Avete uploadato il video del 7 Days Brief? Ottimo! Se siete stanchi, abbiamo una buona notizia per voi: potete rilassarvi con un nuovo brief molto divertente. Se invece siete carichi, ancora meglio: potete mettervi alla prova con un nuovo brief molto sfidante. Belli questi contest a raffica: sembra quasi di essere in agenzia, no? Ma bando alle ciance.

Se siete giovani creativi avete un’altra sfida ad attendervi per le prossime 48 ore: l’Eurobest Country Selection, il contest che farà emergere la talentuosa coppia creativa che volerà a Varsavia per partecipare alla Young Competition di Eurobest.

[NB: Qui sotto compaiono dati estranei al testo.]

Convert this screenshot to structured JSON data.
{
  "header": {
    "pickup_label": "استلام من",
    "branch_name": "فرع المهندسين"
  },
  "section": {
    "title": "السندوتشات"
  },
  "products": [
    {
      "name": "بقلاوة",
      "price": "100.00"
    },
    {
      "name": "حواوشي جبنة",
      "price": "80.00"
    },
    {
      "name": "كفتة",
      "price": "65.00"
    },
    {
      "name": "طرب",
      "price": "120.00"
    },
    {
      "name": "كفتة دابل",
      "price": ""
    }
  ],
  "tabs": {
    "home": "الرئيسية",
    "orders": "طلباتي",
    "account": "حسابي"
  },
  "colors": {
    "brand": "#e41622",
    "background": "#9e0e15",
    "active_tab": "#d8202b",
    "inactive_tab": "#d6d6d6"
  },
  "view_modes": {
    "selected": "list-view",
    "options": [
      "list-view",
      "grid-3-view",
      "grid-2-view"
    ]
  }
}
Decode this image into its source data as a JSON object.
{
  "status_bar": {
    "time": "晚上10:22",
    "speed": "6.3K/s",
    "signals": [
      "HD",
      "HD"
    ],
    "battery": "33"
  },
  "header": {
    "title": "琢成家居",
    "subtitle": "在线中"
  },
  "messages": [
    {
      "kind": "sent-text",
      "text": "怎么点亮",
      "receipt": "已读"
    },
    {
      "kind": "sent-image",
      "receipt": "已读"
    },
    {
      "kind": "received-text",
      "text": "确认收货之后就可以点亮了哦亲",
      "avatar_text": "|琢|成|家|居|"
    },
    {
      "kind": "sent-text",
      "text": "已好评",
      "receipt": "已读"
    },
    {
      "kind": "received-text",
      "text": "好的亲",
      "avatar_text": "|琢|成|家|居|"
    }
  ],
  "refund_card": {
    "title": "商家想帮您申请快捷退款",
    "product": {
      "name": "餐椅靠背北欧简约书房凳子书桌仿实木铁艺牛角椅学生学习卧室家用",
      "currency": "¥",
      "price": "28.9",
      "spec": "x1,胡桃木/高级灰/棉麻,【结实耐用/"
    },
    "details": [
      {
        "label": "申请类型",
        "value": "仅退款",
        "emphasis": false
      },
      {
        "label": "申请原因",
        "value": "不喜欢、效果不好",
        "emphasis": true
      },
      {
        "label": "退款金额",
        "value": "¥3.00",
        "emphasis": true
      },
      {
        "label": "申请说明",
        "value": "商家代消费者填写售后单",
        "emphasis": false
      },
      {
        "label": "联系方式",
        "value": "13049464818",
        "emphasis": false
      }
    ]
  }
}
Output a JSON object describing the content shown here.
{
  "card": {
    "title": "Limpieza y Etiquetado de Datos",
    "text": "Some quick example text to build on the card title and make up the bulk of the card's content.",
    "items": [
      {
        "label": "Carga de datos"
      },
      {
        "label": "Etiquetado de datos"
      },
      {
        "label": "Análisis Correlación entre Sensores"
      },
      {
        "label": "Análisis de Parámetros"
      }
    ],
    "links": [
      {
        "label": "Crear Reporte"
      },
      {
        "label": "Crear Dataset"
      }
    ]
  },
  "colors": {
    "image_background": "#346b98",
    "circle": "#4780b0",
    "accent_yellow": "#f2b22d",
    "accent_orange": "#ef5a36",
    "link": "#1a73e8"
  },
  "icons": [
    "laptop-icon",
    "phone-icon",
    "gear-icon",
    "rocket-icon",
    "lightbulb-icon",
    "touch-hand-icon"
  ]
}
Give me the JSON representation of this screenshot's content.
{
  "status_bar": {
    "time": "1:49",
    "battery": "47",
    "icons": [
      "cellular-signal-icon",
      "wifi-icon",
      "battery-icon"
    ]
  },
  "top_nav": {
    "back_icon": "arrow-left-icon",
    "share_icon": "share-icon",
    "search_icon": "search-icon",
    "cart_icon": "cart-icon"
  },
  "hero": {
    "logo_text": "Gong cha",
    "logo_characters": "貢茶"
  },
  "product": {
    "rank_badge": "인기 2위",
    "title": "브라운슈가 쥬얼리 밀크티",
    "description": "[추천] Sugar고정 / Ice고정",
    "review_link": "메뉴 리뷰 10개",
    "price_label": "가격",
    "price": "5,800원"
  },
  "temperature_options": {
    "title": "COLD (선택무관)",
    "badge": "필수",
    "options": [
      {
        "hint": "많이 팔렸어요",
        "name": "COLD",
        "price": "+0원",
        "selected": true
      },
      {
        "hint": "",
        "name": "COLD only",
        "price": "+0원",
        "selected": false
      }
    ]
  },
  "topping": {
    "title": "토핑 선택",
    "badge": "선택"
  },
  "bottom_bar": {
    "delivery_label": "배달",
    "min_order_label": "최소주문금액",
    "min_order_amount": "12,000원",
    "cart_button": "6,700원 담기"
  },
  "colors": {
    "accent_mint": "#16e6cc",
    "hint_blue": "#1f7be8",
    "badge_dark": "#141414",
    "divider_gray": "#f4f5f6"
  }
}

Anche quest’anno la tematica del brief, che potete scaricare qui, riguarda l’Art Directors Club Italiano. E infatti saranno proprio i Consiglieri ADCI a giudicare i lavori.

Qui invece trovate il regolamento. Vi ricordiamo che i lavori devono essere inviati entro e non oltre le ore 10 di lunedì 29 ottobre a info@adci.it

Forza ragazzi e ragazze, ultimo sforzo. Dai che la prossima settimana c’è un bel ponte e quella dopo ci vediamo tutti a IF Italians Festival! ;)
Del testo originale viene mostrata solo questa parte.